Gladstone is an NPR correspondent who takes the reader on a tour of the big bad media - its history, its bias, and what we can expect in the best and worst of situations. She's optimistic about the future in the age of social media, but she has a very keen eye for where the media fails the public and our responsibility for being informed consumers.

If you're used to the comics format and you approach this as a comic, you may be frustrated by the amount of text on every page. If you approach this as a short non-fiction book with tons of illustrations to help readers process the information, you'll do better. I think it's very well done, just open your mind. (I wish I could find books like this on a lot of topics I'm interested in!)

c
callig
Dec 14, 2014

Educational comic books [excuse me, graphic novels], a synergistic format that i hope catches on!

This is a fun book, but really aimed at americans: the first 75% of the book is devoted solely to them. But the final 40 pages is the most painless summary of the psychology of media that you'll ever find. Not new research but if you want get up to speed, this is actually enjoyable. There's one particularly devastating study on human irrationality [Weapons of Mass Destruction, page 123] you have got to read!

multcolib_central Jul 24, 2014

Who knew that the history of mass media could be so fascinating?

a
acritics
Nov 21, 2012

Gladstone’s presentation is clear and balanced.
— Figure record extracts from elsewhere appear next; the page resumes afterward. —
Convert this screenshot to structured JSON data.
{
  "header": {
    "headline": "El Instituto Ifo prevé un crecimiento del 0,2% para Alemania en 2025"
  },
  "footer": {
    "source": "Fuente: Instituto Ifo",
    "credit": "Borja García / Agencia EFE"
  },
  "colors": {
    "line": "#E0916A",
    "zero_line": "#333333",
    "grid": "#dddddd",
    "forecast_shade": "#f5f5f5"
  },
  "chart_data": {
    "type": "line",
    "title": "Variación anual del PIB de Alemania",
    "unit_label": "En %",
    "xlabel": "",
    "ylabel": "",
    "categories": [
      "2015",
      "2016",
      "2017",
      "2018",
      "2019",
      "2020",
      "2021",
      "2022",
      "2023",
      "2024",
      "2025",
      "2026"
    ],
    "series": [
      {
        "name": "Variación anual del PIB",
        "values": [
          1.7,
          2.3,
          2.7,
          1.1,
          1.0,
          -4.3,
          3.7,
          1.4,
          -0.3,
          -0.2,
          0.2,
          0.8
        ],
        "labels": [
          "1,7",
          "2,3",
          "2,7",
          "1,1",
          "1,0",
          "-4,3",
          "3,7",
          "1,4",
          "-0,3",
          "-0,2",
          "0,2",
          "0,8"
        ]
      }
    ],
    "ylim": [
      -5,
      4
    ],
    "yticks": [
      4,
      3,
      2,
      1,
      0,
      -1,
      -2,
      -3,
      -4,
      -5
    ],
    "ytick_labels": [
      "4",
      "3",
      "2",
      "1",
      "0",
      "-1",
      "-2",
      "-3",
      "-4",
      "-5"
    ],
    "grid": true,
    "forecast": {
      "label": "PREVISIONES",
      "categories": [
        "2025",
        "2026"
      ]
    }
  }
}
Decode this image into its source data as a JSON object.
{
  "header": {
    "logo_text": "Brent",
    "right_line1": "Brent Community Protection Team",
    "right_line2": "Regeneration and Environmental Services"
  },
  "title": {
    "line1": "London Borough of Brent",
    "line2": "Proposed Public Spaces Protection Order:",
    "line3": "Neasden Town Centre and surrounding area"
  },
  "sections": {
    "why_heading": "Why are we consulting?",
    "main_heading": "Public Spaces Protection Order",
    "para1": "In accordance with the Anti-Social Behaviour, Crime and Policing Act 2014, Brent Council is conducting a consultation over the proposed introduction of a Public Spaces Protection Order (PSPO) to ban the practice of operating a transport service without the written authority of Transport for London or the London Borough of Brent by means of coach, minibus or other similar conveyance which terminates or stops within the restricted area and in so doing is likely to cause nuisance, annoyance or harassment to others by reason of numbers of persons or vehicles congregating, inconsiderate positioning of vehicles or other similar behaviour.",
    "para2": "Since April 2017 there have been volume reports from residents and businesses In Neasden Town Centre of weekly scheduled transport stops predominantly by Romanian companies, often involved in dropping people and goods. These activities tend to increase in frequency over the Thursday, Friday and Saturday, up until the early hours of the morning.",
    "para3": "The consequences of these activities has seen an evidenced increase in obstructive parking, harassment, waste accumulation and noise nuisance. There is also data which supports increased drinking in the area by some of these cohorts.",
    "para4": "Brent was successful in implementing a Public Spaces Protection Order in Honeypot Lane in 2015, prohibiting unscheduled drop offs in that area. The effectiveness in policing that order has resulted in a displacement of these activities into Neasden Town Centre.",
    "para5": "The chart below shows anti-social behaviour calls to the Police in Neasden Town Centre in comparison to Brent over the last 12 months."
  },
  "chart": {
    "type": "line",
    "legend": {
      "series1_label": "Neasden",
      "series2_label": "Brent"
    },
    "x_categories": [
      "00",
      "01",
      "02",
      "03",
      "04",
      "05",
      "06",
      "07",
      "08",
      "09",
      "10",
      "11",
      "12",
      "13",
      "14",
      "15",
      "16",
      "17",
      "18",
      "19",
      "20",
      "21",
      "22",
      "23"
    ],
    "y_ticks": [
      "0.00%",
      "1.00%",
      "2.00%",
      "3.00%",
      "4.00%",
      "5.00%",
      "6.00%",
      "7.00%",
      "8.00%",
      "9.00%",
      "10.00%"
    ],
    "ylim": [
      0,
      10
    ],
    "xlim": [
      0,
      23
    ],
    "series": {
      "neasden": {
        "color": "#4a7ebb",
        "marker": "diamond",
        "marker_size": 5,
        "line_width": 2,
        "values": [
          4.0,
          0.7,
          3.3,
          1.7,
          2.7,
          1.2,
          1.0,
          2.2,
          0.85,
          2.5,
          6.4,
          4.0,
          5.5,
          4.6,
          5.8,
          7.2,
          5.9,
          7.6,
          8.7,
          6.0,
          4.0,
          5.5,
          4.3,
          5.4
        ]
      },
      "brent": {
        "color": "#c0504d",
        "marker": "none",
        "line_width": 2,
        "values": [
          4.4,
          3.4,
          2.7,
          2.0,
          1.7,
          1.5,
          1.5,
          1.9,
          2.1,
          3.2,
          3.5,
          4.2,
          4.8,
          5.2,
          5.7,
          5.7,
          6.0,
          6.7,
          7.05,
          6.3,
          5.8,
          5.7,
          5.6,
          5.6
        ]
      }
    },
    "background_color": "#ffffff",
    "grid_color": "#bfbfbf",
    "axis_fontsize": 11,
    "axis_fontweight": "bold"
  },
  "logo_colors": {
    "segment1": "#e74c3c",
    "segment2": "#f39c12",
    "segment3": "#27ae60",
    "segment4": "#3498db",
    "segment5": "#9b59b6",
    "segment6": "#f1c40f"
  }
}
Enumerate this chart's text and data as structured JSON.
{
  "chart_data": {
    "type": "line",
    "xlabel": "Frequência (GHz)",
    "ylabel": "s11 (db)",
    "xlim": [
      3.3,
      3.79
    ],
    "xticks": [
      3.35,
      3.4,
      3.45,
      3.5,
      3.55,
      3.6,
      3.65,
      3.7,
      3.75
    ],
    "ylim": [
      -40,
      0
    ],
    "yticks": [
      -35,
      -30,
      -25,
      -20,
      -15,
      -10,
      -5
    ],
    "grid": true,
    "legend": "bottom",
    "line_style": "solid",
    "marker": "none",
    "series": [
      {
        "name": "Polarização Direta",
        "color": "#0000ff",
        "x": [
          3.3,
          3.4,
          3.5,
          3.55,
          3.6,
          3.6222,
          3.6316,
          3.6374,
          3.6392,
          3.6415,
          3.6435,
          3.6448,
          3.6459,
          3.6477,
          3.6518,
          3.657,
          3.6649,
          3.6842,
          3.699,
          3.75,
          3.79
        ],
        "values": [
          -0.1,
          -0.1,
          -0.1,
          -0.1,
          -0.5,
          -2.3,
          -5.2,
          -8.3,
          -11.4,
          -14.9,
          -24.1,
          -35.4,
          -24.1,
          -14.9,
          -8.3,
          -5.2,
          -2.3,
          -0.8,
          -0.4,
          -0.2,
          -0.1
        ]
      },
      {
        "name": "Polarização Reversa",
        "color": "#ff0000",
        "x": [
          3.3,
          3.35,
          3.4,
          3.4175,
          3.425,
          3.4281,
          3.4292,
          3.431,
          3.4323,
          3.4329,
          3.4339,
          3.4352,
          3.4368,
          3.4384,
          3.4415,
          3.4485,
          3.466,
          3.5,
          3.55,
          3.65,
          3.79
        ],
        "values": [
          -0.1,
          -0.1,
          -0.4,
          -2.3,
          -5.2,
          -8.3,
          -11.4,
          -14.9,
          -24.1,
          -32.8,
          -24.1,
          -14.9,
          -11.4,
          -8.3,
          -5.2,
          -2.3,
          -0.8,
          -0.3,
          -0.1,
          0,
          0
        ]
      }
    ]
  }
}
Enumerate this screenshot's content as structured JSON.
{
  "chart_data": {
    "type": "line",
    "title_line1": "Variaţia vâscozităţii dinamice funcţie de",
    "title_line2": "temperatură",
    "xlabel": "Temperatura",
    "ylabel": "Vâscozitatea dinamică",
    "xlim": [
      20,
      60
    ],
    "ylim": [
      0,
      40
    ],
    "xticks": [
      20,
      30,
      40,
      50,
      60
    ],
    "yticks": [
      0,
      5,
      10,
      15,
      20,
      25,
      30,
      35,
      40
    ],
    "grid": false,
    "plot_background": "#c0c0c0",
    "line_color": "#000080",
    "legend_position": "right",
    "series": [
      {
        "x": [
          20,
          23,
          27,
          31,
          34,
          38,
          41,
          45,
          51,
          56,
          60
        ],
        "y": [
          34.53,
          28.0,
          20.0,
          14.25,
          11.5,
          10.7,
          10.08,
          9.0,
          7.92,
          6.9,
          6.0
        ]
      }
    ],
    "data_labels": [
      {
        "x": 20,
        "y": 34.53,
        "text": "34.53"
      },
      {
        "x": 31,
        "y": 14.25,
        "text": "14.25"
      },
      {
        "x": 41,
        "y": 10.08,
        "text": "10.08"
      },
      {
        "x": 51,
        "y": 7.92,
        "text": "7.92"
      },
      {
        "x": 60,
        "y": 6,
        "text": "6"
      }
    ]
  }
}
Neufeld’s illustrations are a perfect match for the tone and help clarify the concepts. This book goes beyond the idea of media as newspapers, radio and TV to examine concepts like information overload and the way technology is changing how we interact with the news.

o
olpastel
Aug 28, 2012

Tough to follow sometimes, as Gladstone concedes in saying that a visual book about ideas is difficult. That said, there is enough here for anybody to chew on. Plenty of surprising findings about how unreliable polls are, how opinions are shaped, and the policy behind media. Check it out!

l
lsj
Aug 11, 2011

An excellent and engaging read for anyone who is interested in the history of journalism, but can't stand the thought of picking up a textbook. Thought provoking and dryly amusing.